E-bike crackdown welcome
The June 12 Mirror front-page headline “E-bikes, vandalism spurring concerns in Duncansville” was an appropriate Page 1 introduction to the article to which it referred.
However, the appropriate headline for an opinion page editorial related to that article requires more bluntness: “E-bikes, vandalism demanding persistent action in Duncansville” — and, actually, in every other community experiencing the same problems.
If the proverbial blind eye is employed in relation to the problems in question, in Blair or anywhere else, the problems have the likelihood of worsening. And, understand the concerns in communities without a municipal police department — having to depend on the state police, who already have more than enough to do in their regular enforcement and protection responsibilities and cannot and should not be expected to “chew up” important police time by having to conduct e-bike investigations to put an end to problems for which other solutions exist.
Nevertheless, granted, there are times when state police intervention might not be avoidable, even if only to deliver the stern message that certain conduct, already prohibited by law, will not be tolerated.
Back to Duncansville and the dangers and potential consequences that have been in play there, culminating in the June 12 Mirror article and this editorial.
The situation is much more serious than what some people might consider it to be as they pooh-pooh efforts and the authorities who are seeking to get the situation under control. Other communities should pay attention, including, nearby, a couple municipalities in Bedford County, where evolving situations should be shut down before they grow into something imitating Duncansville’s.
There is nothing wrong with e-bikes if they are operated responsibly and lawfully; the trouble is, in some cases they are not and that needs to be rectified.

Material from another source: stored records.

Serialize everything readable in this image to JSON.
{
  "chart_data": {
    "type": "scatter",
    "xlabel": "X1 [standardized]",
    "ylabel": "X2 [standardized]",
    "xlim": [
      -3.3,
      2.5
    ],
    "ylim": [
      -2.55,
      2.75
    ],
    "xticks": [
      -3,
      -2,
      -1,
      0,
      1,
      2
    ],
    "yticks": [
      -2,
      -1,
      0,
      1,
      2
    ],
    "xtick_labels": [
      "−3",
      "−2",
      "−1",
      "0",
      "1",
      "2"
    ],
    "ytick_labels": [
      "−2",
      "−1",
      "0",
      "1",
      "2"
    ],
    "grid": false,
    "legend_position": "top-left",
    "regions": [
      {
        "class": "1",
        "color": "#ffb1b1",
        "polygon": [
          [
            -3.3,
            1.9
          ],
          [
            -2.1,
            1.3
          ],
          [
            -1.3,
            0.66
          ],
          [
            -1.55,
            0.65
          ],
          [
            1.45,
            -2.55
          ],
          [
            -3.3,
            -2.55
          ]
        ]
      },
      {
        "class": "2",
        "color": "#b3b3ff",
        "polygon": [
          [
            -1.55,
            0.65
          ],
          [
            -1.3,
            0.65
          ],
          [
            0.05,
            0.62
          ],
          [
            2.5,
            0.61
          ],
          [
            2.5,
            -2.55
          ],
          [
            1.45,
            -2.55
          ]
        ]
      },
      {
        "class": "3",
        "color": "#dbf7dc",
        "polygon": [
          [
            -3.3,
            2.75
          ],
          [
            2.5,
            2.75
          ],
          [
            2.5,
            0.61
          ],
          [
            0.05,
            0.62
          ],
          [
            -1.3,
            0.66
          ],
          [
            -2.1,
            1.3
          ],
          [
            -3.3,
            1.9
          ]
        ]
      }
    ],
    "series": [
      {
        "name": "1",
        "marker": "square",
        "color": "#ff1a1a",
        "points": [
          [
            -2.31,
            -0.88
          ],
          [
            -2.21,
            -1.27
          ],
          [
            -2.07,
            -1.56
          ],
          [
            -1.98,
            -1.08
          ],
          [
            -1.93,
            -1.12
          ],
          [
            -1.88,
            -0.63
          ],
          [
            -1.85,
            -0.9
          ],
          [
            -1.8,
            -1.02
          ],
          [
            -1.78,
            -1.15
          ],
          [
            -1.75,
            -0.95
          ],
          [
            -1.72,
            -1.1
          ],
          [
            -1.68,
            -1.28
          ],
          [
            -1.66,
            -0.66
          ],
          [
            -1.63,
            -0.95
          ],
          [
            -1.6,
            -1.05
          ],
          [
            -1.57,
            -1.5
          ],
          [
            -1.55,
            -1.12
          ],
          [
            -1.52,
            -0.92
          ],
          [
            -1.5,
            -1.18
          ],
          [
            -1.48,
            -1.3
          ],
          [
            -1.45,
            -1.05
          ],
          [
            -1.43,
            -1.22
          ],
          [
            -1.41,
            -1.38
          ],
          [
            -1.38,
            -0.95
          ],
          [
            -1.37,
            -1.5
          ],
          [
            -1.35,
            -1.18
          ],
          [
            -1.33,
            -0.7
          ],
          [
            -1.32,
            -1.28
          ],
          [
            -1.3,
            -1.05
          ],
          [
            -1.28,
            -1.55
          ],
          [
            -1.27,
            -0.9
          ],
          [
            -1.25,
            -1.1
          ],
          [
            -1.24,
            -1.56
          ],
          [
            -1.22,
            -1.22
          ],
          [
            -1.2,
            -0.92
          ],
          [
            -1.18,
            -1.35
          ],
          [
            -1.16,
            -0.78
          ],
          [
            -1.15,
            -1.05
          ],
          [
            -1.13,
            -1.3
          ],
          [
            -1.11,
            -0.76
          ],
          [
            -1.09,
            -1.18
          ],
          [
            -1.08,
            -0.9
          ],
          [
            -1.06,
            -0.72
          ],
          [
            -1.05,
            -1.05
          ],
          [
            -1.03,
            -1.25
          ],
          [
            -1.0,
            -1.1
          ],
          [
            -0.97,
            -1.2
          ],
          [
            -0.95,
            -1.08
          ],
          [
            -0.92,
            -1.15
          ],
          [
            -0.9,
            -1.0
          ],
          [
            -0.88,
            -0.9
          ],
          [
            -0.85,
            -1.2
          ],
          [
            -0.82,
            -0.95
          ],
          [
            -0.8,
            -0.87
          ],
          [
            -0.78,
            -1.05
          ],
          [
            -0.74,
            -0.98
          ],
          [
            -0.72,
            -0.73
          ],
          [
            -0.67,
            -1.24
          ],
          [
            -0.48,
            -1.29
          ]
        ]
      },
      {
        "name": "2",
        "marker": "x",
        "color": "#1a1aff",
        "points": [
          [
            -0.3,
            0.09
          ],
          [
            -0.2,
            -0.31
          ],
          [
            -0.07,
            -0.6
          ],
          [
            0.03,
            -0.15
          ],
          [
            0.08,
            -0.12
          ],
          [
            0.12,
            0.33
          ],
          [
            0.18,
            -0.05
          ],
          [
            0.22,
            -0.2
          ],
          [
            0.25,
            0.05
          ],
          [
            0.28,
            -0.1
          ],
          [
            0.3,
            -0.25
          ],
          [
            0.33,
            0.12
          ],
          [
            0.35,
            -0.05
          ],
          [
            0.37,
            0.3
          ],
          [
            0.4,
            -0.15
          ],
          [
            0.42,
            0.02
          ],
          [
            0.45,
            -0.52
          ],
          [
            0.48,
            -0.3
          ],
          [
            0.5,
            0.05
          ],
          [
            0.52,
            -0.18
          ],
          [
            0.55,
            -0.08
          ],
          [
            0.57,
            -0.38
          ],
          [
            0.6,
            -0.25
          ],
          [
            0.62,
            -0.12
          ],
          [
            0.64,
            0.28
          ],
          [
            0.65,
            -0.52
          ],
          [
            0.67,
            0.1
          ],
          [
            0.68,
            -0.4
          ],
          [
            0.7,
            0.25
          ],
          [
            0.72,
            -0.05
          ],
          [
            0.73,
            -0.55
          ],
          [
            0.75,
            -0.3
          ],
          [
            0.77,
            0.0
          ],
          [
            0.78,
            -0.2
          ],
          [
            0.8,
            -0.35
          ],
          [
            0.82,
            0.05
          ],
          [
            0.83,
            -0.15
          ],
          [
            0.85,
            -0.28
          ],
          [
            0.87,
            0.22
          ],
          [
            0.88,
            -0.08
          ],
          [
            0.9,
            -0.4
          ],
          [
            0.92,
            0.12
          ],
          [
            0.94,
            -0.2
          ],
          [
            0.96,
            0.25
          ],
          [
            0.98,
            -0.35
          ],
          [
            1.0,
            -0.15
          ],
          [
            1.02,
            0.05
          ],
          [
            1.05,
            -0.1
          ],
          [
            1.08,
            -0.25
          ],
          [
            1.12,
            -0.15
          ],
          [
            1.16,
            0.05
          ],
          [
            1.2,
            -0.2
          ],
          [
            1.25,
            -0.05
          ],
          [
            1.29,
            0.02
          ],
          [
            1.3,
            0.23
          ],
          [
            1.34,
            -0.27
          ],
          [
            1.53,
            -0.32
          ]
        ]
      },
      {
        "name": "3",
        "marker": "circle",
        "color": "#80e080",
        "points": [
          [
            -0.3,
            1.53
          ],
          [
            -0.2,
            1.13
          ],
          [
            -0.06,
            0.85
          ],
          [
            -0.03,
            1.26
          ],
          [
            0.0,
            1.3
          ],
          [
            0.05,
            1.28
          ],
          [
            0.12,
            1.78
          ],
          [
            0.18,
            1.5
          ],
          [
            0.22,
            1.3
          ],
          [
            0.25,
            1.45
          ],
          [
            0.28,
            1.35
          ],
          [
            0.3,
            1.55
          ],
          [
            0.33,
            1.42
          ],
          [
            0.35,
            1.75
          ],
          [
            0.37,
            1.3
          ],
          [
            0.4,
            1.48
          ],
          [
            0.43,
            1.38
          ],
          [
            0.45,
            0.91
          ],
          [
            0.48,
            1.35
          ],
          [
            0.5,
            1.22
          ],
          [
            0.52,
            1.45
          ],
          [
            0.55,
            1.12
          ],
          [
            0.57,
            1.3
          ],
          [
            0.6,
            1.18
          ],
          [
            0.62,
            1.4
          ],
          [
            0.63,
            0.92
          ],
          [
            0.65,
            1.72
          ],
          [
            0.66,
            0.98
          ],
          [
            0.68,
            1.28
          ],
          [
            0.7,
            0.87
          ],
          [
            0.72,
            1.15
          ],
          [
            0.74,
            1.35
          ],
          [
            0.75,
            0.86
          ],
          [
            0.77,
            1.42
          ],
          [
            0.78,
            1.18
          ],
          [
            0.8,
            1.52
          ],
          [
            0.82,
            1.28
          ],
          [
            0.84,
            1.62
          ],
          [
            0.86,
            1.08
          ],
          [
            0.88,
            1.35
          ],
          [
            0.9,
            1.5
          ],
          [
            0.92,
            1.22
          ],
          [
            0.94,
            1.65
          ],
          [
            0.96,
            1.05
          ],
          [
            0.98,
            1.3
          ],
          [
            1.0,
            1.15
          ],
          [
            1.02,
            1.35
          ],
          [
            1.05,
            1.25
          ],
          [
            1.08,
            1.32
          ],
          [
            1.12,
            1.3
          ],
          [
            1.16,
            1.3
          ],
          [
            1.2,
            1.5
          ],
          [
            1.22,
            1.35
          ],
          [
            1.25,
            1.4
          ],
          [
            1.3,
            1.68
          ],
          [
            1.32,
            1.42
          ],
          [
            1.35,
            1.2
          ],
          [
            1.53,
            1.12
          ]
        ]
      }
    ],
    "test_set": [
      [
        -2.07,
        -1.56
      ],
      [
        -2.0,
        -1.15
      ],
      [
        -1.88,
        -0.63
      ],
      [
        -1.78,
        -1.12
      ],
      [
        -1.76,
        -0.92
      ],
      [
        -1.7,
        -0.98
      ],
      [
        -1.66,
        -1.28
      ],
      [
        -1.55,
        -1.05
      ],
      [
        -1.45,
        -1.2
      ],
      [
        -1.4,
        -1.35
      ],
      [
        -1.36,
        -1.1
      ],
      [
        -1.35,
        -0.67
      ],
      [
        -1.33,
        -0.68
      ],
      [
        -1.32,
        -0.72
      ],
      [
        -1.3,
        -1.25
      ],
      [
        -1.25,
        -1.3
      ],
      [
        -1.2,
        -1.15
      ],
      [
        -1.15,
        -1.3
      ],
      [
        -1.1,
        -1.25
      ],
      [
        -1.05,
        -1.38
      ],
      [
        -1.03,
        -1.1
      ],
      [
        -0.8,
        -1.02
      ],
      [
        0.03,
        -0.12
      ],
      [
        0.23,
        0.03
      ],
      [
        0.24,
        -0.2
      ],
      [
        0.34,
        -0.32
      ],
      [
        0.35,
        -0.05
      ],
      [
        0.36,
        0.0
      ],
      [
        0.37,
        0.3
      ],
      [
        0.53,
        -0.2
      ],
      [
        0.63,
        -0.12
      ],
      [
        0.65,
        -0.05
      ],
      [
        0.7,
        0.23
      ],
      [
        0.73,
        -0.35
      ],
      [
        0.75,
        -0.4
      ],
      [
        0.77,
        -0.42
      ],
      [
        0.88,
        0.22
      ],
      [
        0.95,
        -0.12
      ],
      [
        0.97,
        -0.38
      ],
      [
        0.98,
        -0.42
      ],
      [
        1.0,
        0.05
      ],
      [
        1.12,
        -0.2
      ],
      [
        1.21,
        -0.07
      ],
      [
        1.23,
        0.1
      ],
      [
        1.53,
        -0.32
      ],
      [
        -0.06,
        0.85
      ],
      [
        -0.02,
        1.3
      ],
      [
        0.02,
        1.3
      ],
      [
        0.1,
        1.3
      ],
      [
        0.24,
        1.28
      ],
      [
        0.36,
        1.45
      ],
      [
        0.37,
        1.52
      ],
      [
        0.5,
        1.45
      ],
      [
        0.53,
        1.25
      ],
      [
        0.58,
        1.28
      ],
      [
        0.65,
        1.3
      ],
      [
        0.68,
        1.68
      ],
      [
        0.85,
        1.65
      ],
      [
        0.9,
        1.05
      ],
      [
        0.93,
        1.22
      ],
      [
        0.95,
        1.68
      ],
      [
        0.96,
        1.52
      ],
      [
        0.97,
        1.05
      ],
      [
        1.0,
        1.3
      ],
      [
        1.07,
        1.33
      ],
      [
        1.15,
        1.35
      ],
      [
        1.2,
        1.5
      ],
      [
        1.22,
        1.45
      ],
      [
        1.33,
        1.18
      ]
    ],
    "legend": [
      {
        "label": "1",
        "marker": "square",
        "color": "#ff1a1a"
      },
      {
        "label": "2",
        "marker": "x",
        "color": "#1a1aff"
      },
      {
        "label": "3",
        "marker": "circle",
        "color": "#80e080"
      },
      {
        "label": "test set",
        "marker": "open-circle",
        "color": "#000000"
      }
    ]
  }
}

As reported in the June 12 article, some residents attending a June 10 Duncansville Borough Council meeting voiced concerns about individuals who they said had been riding electric bicycles and scooters at night, disturbing people who live nearby.
Those residents also alleged that young adolescents had been damaging or destroying private property.
Borough Manager Rodney Estep, who also is Duncansville’s police chief, told people at the meeting that he had engaged in 12 interactions with young people riding on e-bikes — first to educate those young people about laws related to riding the bikes and, second, about the consequences tied to riding an e-bike while underage.
To crack down on underage e-bike usage, Estep said, he even had talked with some parents about the laws applicable to such riding, hoping those parents would, by their help, play a part in someday preventing an accident or worse.
Consider some possible, troubling scenarios:
≥ An e-bike rider losing control of his or her speeding bike and crashing into a moving vehicle, losing his or her life.
≥ An e-bike rider entering vehicle traffic and causing an accident that claims the life of an innocent motorist and, perhaps, a passenger in that motorist’s vehicle.
≥ An elderly motorist, so traumatized by the instant in which his or her vehicle is involved in an accident with a speeding e-bike, suffers a fatal cardiac episode.
And, there are myriad other possible scenarios, none of them “pretty.”
The point is that such situations must be prevented and they are preventable, if responsibility, common sense and a sense of maturity prevail.
And, yes, parents are an important component of the prevention factor who must be willing to do their part.
Persistence and commitment to enforcing applicable laws will continue to be the key.
Don’t wait until floral arrangements start arriving to honor someone who should not have been a victim.